教室のカーテンが少し空いていてきっと誰かが空を見ている

【東京の先輩からの賀状】
「きみの夢」こういうふうに言い換えることが出来るよ→「きみの特権」

メル友のふるさとに雪降らざればメールが国際郵便のよう

【茨城の友人に旭川の話をする】
冷蔵庫より寒いじゃあないですか(笑)うるせえ黙れ冷凍庫なり

「香椎由宇」辞書で調ぶれば「貸し売り」のまえにでており春はあけぼの

保健室しんとしており中庭を挟んで向うの教室は午後

「Kの遺書あなたが書いたものみたい そういやあなたのイニシャルもK」

わが姓に土偏の文字あるがゆえ水を飲むとき喉は踊りつ 

夏遠し古地図のうえにわれわれの立ってる点を打ち付けてみる 

【修学旅行4首】
大阪の夜景眺めて「東京の夜は綺麗!」と叫んでしまえ!

【ドラえもん誕生まで丁度百年の夜に泊りし宿】
百十六歳のわたしよまだ君の時代に「旅庵花月」はあるか

京都にて岩手に住んでる佐藤さんとメールしている旭川のおれ

ふるさとで買い得る筆を京都にて買う「行為」とそういうことだ


 短歌は日記だと思っている。
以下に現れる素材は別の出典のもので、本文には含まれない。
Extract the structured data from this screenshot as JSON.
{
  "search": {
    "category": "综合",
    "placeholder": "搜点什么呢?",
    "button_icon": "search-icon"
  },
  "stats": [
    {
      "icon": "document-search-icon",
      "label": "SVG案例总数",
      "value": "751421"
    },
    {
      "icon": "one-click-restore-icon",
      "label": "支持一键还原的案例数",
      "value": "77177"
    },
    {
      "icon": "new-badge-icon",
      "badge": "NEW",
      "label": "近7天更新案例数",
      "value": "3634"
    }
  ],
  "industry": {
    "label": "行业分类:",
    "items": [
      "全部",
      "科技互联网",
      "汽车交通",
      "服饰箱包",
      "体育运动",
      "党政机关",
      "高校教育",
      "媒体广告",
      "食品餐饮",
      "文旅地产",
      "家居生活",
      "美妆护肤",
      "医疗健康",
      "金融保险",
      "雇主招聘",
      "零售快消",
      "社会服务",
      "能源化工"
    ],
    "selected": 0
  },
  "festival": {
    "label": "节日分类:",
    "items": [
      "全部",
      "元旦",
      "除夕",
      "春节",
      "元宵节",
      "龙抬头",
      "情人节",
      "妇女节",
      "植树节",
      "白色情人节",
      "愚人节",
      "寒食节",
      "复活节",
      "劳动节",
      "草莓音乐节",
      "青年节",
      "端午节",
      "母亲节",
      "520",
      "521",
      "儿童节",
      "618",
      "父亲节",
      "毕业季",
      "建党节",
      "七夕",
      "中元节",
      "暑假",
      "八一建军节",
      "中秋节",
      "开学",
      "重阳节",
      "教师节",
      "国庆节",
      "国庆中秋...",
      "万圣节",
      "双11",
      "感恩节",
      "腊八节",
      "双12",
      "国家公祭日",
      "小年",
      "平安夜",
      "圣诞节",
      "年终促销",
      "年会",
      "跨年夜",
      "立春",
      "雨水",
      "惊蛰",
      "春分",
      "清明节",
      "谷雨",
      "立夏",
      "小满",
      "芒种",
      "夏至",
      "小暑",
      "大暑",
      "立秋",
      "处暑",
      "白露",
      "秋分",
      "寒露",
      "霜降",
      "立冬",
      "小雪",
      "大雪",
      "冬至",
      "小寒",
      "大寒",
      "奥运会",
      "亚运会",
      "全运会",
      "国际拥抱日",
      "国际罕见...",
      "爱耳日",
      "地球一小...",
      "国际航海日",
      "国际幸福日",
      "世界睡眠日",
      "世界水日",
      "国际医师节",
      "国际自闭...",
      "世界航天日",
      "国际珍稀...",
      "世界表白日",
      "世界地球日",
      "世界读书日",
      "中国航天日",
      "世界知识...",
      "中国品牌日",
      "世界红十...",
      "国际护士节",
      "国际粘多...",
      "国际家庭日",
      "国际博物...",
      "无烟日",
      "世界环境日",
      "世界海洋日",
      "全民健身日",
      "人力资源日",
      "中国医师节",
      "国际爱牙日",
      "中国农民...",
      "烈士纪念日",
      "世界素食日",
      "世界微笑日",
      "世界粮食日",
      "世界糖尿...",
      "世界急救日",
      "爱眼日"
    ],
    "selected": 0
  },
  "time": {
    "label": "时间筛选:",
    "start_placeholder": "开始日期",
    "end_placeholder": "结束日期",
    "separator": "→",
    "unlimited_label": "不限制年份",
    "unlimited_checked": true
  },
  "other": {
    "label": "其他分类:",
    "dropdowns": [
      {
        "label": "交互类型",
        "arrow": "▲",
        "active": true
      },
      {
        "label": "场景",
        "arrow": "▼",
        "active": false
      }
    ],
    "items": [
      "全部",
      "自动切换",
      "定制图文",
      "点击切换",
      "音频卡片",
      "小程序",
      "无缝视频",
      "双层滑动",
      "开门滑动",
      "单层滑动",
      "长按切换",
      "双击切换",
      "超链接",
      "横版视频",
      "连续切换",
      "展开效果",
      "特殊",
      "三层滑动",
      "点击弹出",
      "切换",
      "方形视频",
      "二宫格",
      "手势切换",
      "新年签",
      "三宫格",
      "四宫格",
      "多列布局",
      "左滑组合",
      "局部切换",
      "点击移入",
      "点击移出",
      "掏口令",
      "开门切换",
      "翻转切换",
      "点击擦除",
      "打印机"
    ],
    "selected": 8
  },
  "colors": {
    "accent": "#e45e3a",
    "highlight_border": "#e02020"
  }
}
実体験からつくることが多いし、そうじゃなくても出発する発想は自分が持っている。詞書も、俳句にはつけないが、短歌には積極的につける。それでも独りよがりな部分は多いから、課題だ。
 好きな歌人は大松達知さん。「ただごと」を追うことが多いのは、大松短歌の影響でもある。ほんとうは仮名遣いも彼に影響されて旧かなにしていたが、どうにも違和を感じる場面があって、いまは考え直した。